In 2009 Valerie Aurora published a truly excellent series of articles going into great detail about the difficult architectural and implementation issues that arise when implementing union mounts in Unix kernels. It includes the following statement, with which I concur:
The consensus at the 2009 Linux file systems workshop was that stackable file systems are conceptually elegant, but difficult or impossible to implement in a maintainable manner with the current VFS structure. My own experience writing a stacked file system (an in-kernel chunkfs prototype) leads me to agree with these criticisms.
Note that my original paper was only incidentally about union mounts, it was a critique of the then-current VFS structure, and a suggestion that stackable vnodes might be a better way to go. It was such a seductive suggestion that it took nearly two decades to refute it! My apologies for pointing down a blind alley.

The overlayfs implementation in 3.18 is minimal:
Overlayfs allows one, usually read-write, directory tree to be overlaid onto another, read-only directory tree. All modifications go to the upper, writable layer.
But given the architectural issues doing one thing really well has a lot to recommend itself over doing many things fairly well. This is, after all, the use case from my paper.

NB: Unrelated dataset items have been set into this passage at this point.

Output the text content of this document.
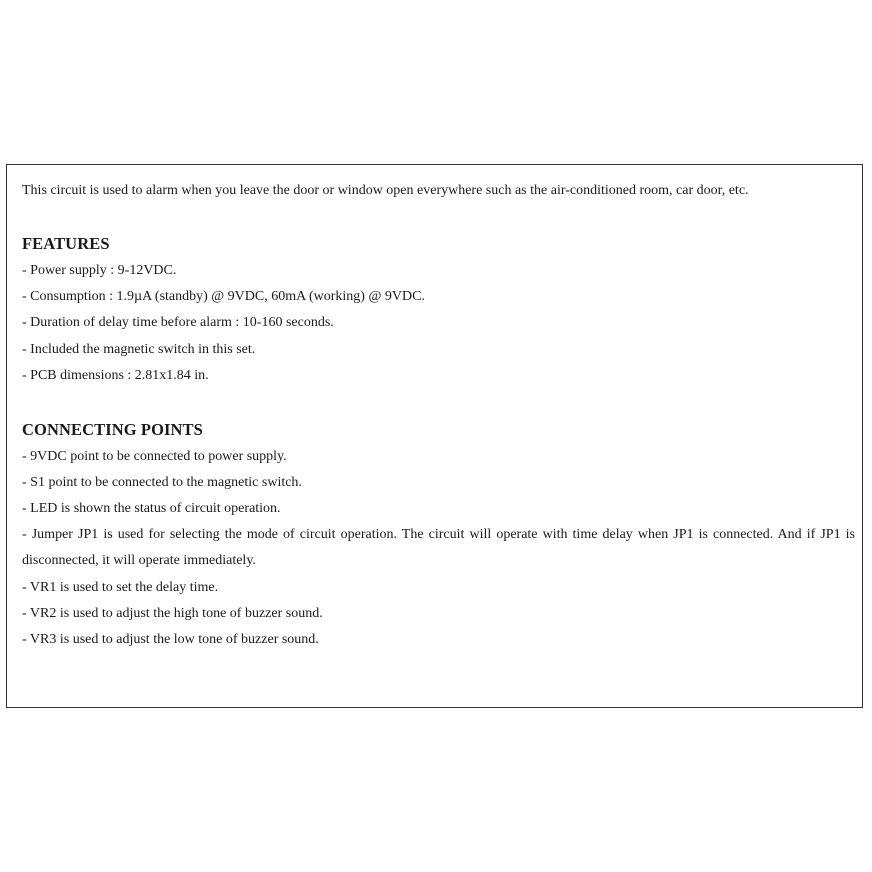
This circuit is used to alarm when you leave the door or window open everywhere such as the air-conditioned room, car door, etc.
FEATURES
- Power supply : 9-12VDC.
- Consumption : 1.9µA (standby) @ 9VDC, 60mA (working) @ 9VDC.
- Duration of delay time before alarm : 10-160 seconds.
- Included the magnetic switch in this set.
- PCB dimensions : 2.81x1.84 in.
CONNECTING POINTS
- 9VDC point to be connected to power supply.
- S1 point to be connected to the magnetic switch.
- LED is shown the status of circuit operation.
- Jumper JP1 is used for selecting the mode of circuit operation. The circuit will operate with time delay when JP1 is connected. And if JP1 is disconnected, it will operate immediately.
- VR1 is used to set the delay time.
- VR2 is used to adjust the high tone of buzzer sound.
- VR3 is used to adjust the low tone of buzzer sound.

It took a quarter of a century, but the idea has finally been accepted. And, even though I had to build a custom 3.18 kernel to do so, I am using it on a Raspberry Pi serving as part of the CLOCKSS Archive.

Thank you, Linus! And everyone else who worked on the idea during all that time!

References (date order):

2 comments:

David. said...

Kirk McKusick's fascinating FAST15 keynote A Brief History of the BSD Fast File System corrects my memory. BSD acquired stacking vnodes in 1987, according to Kirk after discussions with me. I think Steve Kleiman was responsible for much of the content of those discussions. For sure, Kirk's implementation of stacking in BSD was much cleaner than my prototype in SunOS.

David. said...

Tim Anderson reports that systemd has taken up overlayfs:

"As developer Lennart Poettering explained: "When a system extension image is activated, its /usr/ and /opt/ hierarchies and os-release information are combined via overlayfs with the file system hierarchy of the host OS."

The primary use case for system extension images is for immutable operating systems like Red Hat's Silverblue and Kinoite. In these OSes, the file system is read-only and is updated by replacing it with a new image rather than being patched, which is better both for security and stability.

It does cause compatibility issues for applications that need updated system files, and is difficult for developers who need more flexibility. Typically, these problems are overcome by running virtual machines or containers, but system extension images let users and developers update or add system files without actually modifying the immutable file system."